President Shoukri Joins Glendon in Celebrating Significant New Government Funding
Good news is best when it is shared. Accordingly, Glendon principal Kenneth McRoberts invited the entire Glendon community on Friday, February 29th to join in celebrating the great news: the Ontario government has committed $20 million to capital investment in the Glendon campus to enable the creation of a Centre of Excellence for French-Language and Bilingual Education.
Right: McRoberts thanks Glendon
The formal announcement was made at Glendon on Wednesday, February 27th with no fewer than 3 government ministers on hand, as well Sheila Embleton, York VP academic, former York president Lorna Marsden, and a host of Glendon professors, students and administrators (see the February 28th issue of Y File for the full report).
The Friday lunchtime celebration had all the hallmarks of the warm, close-knit community which is Glendon. Everyone gathered for dessert and coffee in the dining hall, festooned with balloons and flags, eager to hear details of just what this means for the campus and its members.
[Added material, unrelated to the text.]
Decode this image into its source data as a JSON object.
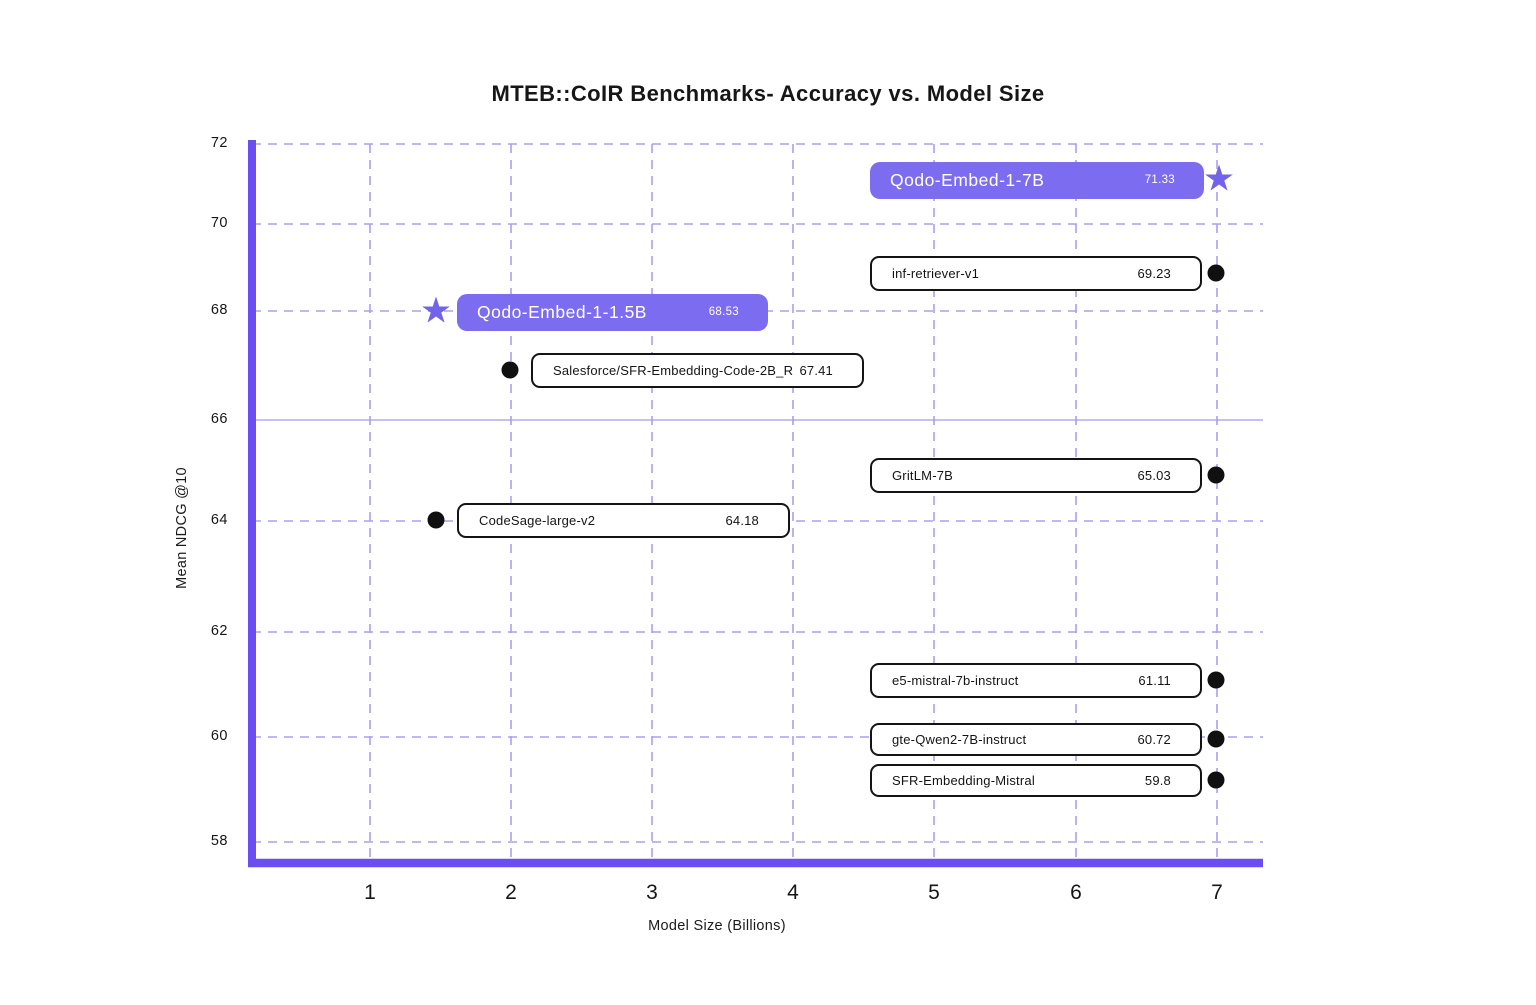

Everyone came to Friday's celebration
York president Mamdouh Shoukri, who was out of the country when the Wednesday announcement was made, joined principal McRoberts in addressing the community. “Glendon is an area of great strength and great potential”, said Shoukri, “the only bilingual campus in Southern Ontario. This implies significant responsibilities and poses the question of how [Glendon] can align itself with the future needs of our country.” Shoukri remarked on the tremendous pressure on the GTA for growth, with many candidates for bilingual education. In response, this campus must assure that the infrastructure, resources and faculty are available to provide a first-class education.
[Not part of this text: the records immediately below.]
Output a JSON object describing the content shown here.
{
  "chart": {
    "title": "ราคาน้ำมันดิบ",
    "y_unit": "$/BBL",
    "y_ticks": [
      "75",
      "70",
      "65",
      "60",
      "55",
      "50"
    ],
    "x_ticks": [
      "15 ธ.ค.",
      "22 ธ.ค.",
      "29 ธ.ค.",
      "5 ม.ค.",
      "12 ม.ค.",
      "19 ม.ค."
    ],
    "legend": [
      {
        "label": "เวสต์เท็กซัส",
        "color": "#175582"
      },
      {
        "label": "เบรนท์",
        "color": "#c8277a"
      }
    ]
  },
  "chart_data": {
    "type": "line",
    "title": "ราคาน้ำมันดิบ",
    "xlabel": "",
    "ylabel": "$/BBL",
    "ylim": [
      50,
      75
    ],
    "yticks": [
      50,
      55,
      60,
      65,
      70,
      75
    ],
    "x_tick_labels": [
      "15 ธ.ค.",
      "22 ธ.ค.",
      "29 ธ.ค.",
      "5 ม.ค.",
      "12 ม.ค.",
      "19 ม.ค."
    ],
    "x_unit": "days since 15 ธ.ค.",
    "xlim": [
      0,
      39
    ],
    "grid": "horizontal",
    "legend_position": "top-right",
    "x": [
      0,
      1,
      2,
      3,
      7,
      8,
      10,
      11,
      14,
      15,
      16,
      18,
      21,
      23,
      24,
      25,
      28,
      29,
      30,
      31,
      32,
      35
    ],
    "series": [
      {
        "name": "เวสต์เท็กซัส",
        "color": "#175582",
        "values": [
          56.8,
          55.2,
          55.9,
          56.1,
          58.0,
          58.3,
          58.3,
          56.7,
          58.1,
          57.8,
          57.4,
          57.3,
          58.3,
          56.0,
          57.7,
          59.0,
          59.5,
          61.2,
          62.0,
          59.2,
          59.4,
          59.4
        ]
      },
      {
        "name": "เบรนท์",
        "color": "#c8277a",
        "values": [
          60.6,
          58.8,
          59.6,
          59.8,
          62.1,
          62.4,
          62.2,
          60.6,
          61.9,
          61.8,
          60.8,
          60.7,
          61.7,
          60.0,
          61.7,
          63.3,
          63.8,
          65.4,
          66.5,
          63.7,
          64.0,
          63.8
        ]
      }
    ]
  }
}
Left: McRoberts and Shoukri discuss
“As a bilingual campus in a country with 2 official languages, Glendon is perfectly positioned for many exciting projects”, added Shoukri. “With these new funds, it could become the home of a national-level think tank and a centre for training the country’s leaders.” But the current infrastructure is clearly inadequate for these possibilities; it needs to be upgraded and expanded.
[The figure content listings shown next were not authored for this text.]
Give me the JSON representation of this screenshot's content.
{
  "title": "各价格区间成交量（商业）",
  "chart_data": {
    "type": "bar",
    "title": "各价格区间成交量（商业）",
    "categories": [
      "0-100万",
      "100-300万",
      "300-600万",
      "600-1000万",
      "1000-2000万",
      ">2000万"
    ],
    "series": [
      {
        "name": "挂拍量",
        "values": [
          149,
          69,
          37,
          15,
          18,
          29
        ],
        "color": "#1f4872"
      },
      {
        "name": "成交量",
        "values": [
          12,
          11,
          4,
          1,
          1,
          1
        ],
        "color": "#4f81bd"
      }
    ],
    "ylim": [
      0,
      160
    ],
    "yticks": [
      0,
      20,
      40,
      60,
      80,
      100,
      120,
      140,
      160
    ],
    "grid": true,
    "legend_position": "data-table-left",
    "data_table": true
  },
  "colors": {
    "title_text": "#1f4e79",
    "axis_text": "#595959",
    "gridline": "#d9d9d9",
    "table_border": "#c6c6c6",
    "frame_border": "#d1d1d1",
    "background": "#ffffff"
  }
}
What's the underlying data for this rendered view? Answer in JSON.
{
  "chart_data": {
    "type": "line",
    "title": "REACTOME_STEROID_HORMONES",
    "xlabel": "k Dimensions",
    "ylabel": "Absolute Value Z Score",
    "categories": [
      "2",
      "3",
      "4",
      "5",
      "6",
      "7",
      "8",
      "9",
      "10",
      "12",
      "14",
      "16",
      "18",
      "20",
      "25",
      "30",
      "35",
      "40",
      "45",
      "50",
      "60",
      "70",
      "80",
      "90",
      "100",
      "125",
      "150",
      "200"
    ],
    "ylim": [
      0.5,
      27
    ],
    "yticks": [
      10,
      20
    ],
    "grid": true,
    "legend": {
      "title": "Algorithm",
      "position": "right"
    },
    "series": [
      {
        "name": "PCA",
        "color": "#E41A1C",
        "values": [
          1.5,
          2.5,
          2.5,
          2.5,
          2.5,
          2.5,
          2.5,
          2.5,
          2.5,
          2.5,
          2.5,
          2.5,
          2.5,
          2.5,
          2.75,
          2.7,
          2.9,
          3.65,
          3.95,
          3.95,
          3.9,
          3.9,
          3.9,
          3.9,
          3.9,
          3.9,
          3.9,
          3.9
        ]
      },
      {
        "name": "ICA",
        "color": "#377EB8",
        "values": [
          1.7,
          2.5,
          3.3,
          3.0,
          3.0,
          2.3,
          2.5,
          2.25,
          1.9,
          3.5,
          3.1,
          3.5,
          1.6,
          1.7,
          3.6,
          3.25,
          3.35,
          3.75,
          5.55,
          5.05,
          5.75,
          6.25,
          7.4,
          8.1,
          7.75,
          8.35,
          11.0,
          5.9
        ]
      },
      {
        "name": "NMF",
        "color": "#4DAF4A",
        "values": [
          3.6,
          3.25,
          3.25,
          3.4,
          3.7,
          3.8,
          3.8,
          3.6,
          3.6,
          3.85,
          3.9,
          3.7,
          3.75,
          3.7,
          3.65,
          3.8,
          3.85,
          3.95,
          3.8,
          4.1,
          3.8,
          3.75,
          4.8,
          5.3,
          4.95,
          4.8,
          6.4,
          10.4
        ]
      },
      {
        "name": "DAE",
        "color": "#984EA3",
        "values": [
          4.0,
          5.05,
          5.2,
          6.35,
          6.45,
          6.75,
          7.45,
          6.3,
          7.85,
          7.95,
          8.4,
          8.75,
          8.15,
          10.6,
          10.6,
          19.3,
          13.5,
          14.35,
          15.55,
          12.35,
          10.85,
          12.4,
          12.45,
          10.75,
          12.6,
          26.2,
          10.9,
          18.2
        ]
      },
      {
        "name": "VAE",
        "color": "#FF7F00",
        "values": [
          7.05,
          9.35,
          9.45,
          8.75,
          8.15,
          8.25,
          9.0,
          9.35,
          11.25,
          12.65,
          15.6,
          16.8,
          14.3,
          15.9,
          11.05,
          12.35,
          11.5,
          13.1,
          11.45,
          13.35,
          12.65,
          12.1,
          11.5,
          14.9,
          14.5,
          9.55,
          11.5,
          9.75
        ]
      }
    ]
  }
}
And this is where the new funds will make all the difference. They are targeted for the improvement and expansion of Glendon’s facilities, to respond to the plan of the new Centre for Excellence. Once the “bricks and mortar” part of the project is completed –- the new programs will also necessitate an increase to the faculty complement.
Right: President Shoukri praises Glendon
“Having a fully developed plan for the Centre of Excellence and the new School of Public Affairs was instrumental in obtaining these funds”, said Shoukri. “With these plans, we were able to convince the Ontario government to give us the funds.” Shoukri praised principal McRoberts and [then] president Lorna Marsden for being so well-prepared, and for the strength of their commitment to this project.
Speaking eloquently in French and English, principal McRoberts thanked every member of the Glendon community for doing their best. He commented that, just a few years ago, it would have been hard to imagine that this could happen at Glendon. “We have made such progress only because everybody has done their part, faculty and staff, to move Glendon forward. Now with Glendon confirmed in its mission by both the Ontario Government and York University, we can imagine even greater accomplishments to come.”